Also was denn nun?
1) Ist der Wärter anfangs ruhend definiert und der Schaffner bewegt, schlagen die Blitze beim Wärter-Detektor gleichzeitig und beim Schaffner-Detektor ungleichzeitig ein?
2) Ist der Schaffner anfangs ruhend definiert und der Wärter bewegt, ist es genau umgekehrt?
3) Bewegen sich beide Systeme voneinander symmetrisch weg (kann nur aus einem dritten IS festgestellt werden), dann schlagen sowohl beim Wärter und beim Schaffner die Blitze ungleichzeitig ein?
Die Beurteilung aus einem dritten IS kann aber sowohl dem Wärter als auch dem Schaffner egal sein, sie wissen gar nichts davon.
Also definiert sich der Wärter ruhend und der Schaffner bewegt sich. Fall 1) ?
Oder der Schaffner definiert sich als ruhend und der Wärter bewegt sich. Fall 2) ?
Nur für den dritten Beobachter ergibt sich Fall 3) Und wenn es ihn nicht gibt, dann Fall 1) oder Fall 2)
Die armen Detektoren!
Also was messen die Detektoren???
Die Animation von fb... setzt übrigens eine materielle Längenkontraktion voraus. Die gibt es aber real nicht, sondern es ist bloß ein Messeffekt. Wie soll das funktionieren?

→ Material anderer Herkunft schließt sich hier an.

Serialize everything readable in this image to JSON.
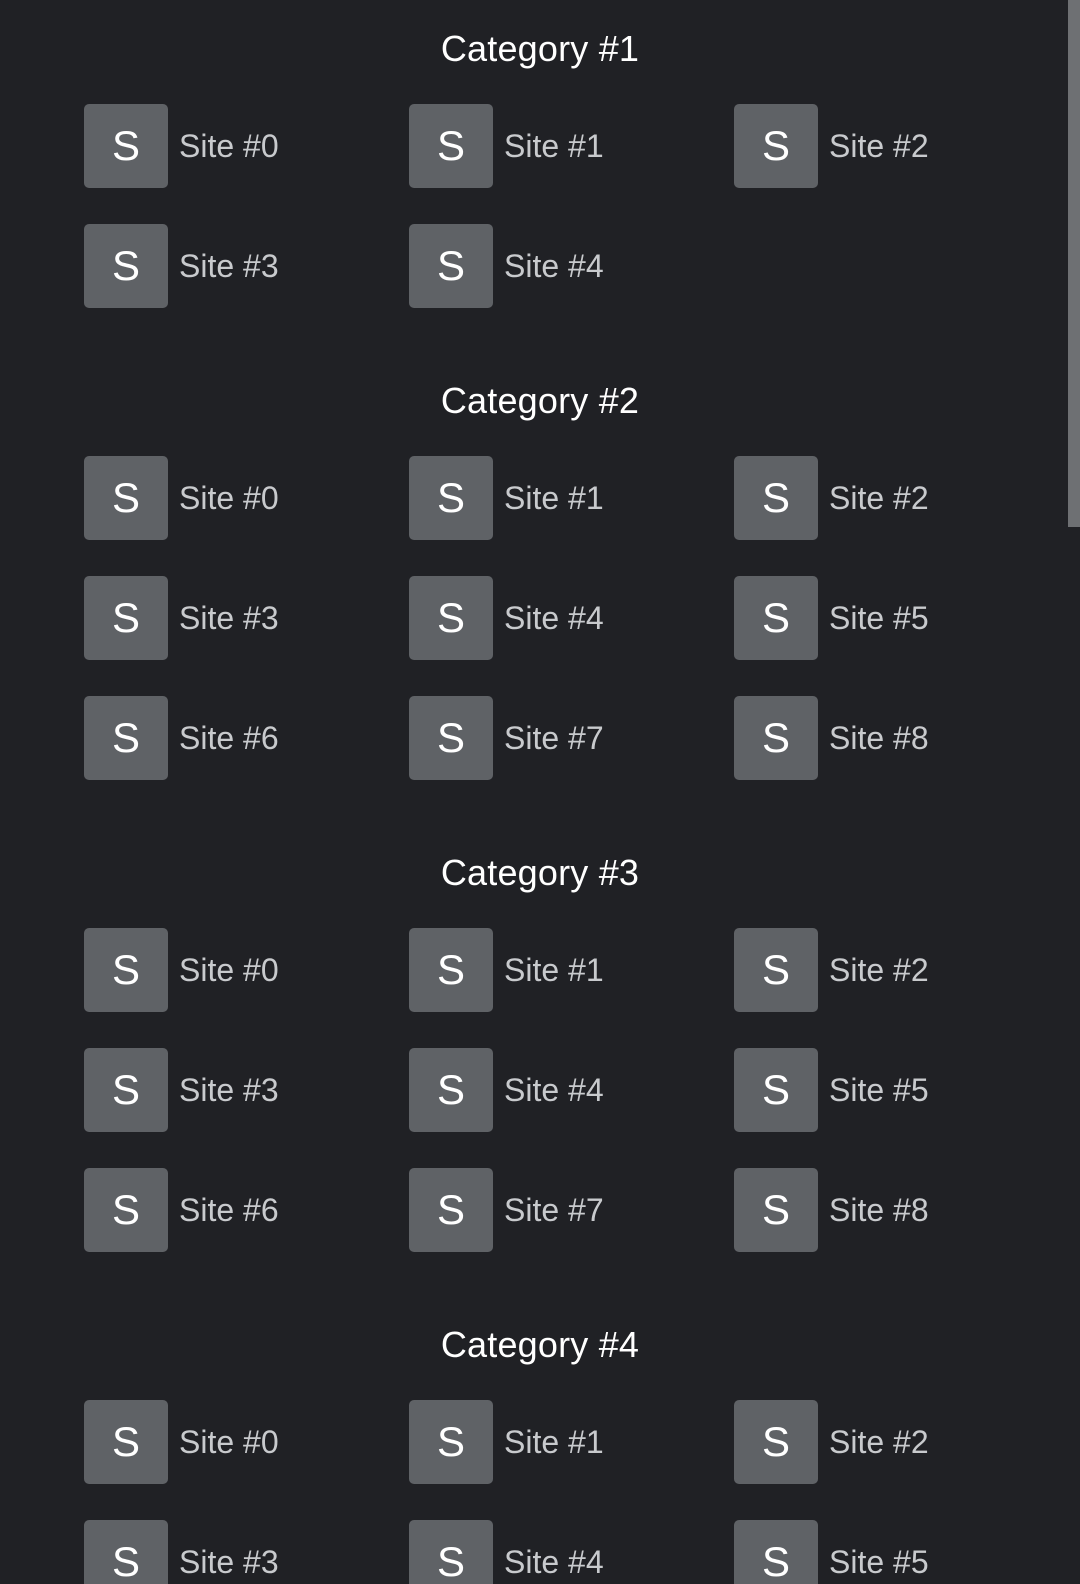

Aber am meisten interessiert es mich, was die Detektoren anzeigen werden. Es gibt nur die Relativgeschwindigkeit. Die "Ruhe" eines IS ist nur eine Definition. Je nach Definition sollte das Messergebnis der Detektoren unterschiedlich sein? Wissen die Detektoren, was eine Definition ist und richten sich danach?
fb557ec2107eb1d6 hat geschrieben: Im „Ruhe“ IS der Lampe sehen nur jene Beobachter etwas, die im Ruhe IS der Lampe ruhen.
Die Lampen ruhen nur in Bezug zum 3. Beobachter! Sie erzeugen daher einen Blitz an beiden Seiten der IS, die für den dritten Beobachter gleichzeitig einschlagen, da für ihn beide Systeme gleichermaßen verkürzt gemessen werden und fb....s Animation sowieso nicht funktionieren könnte, weil sie sich tatsächlich nicht verändern.
Daher die Frage 1), 2) oder 3).
Detektoren messen, was tatsächlich geschieht. Sie messen keine Definitionen.
Das Szenario kann ja von vornherein aus der Sicht des Schaffners beschrieben werden. Dann müsste der Wärter die Signale ungleichzeitig empfangen. Man kann als Ausgangssituation jedes der beteiligten IS als Ruhesystem wählen.
Was kommt denn dann heraus? Ein heilloses Durcheinander?
Einstein postuliert c=const in jedem ruhenden IS! Jedes kann als Ort der Beschreibung des Szenarios dienen und in diesem sind dann die Blitze gleichzeitig eingeschlagen.